NEW YORK (AP) — Sandy Grossman, who directed a record 10 Super Bowl broadcasts and spent more than two decades in the TV truck working with announcers Pat Summerall and John Madden, has died. He was 78.
He died Wednesday at his home in Boca Raton, Fla., of cancer, his son Dean said.
"His amazing directorial talents on the NFL truly distinguished him as one of the great directors in the history of sports television," CBS Sports Chairman Sean McManus said. "For many years Sandy Grossman's name was synonymous with excellence in NFL coverage."
Grossman also directed 18 NBA Finals and five Stanley Cup Finals. He won eight Emmys.

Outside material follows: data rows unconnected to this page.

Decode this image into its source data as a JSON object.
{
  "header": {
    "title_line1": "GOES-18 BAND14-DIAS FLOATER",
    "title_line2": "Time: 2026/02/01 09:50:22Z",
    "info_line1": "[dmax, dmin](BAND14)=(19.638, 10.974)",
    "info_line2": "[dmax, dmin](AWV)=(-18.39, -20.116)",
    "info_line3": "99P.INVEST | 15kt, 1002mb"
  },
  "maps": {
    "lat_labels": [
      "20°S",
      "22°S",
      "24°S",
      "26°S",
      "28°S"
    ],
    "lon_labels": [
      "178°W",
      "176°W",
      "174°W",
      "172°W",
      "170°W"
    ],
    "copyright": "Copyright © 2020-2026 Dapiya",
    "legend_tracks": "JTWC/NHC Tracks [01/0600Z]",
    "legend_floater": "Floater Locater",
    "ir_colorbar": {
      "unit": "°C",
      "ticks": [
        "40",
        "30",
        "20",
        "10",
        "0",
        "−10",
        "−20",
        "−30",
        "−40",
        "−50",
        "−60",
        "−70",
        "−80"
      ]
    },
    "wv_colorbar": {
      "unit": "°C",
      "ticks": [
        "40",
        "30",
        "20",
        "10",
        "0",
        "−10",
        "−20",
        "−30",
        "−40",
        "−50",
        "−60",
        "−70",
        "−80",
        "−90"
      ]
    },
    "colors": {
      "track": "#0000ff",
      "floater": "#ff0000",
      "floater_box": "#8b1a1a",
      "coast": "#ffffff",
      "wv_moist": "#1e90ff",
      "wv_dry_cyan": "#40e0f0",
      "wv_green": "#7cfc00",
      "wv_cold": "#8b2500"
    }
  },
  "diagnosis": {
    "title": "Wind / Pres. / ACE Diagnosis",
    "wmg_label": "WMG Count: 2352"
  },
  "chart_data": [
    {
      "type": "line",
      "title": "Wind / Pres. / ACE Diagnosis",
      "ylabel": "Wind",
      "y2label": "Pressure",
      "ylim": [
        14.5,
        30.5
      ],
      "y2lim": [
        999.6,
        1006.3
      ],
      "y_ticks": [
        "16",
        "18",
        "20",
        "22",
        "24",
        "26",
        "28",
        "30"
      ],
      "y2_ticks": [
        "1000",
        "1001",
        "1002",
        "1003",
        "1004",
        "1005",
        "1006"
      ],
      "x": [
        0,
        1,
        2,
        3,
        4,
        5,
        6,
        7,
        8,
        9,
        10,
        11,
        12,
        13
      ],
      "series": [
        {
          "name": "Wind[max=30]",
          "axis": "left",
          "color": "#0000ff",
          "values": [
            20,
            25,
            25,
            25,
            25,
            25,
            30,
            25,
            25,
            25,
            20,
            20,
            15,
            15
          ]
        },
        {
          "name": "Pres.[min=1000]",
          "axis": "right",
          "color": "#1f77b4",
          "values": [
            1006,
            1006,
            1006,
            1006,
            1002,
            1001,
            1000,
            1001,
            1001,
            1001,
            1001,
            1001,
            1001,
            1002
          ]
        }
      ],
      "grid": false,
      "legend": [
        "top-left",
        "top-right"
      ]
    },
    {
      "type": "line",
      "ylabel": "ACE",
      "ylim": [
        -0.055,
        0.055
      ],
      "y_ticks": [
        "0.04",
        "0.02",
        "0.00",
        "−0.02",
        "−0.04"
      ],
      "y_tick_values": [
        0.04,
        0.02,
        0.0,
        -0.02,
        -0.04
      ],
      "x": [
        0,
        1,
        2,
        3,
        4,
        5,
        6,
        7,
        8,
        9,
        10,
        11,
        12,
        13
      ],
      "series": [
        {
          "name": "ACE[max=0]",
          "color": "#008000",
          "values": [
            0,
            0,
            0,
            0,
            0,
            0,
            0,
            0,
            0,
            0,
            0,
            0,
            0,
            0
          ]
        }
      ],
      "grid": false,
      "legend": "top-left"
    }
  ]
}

"He was a brilliant director and a thoughtful colleague," Fox Sports President Eric Shanks said. "He mentored many of us here and throughout the sports TV industry, and we learned more from him than he could imagine."
His innovations included using music to go into the break during basketball games. After Grossman played "The Hustle" by Van McCoy, his son recalled, sales of the song skyrocketed, so the musician sent his father gold records as a thank you.
Visitors to his TV truck over the years included Richard Nixon and Oliver Stone, Dean Grossman said Thursday.
With producer Bob Stenner, Grossman guided the partnership of Summerall and Madden, first at CBS then after their move to Fox. Summerall's understated style paired with Madden's booming enthusiasm became the soundtrack of the NFL's expanding popularity.
The four worked together so long that Grossman and Stenner knew exactly which replays Madden would want to break down, Dean Grossman said.
Sandy Grossman is survived by his wife of 51 years, Faithe, four children and eight grandchildren.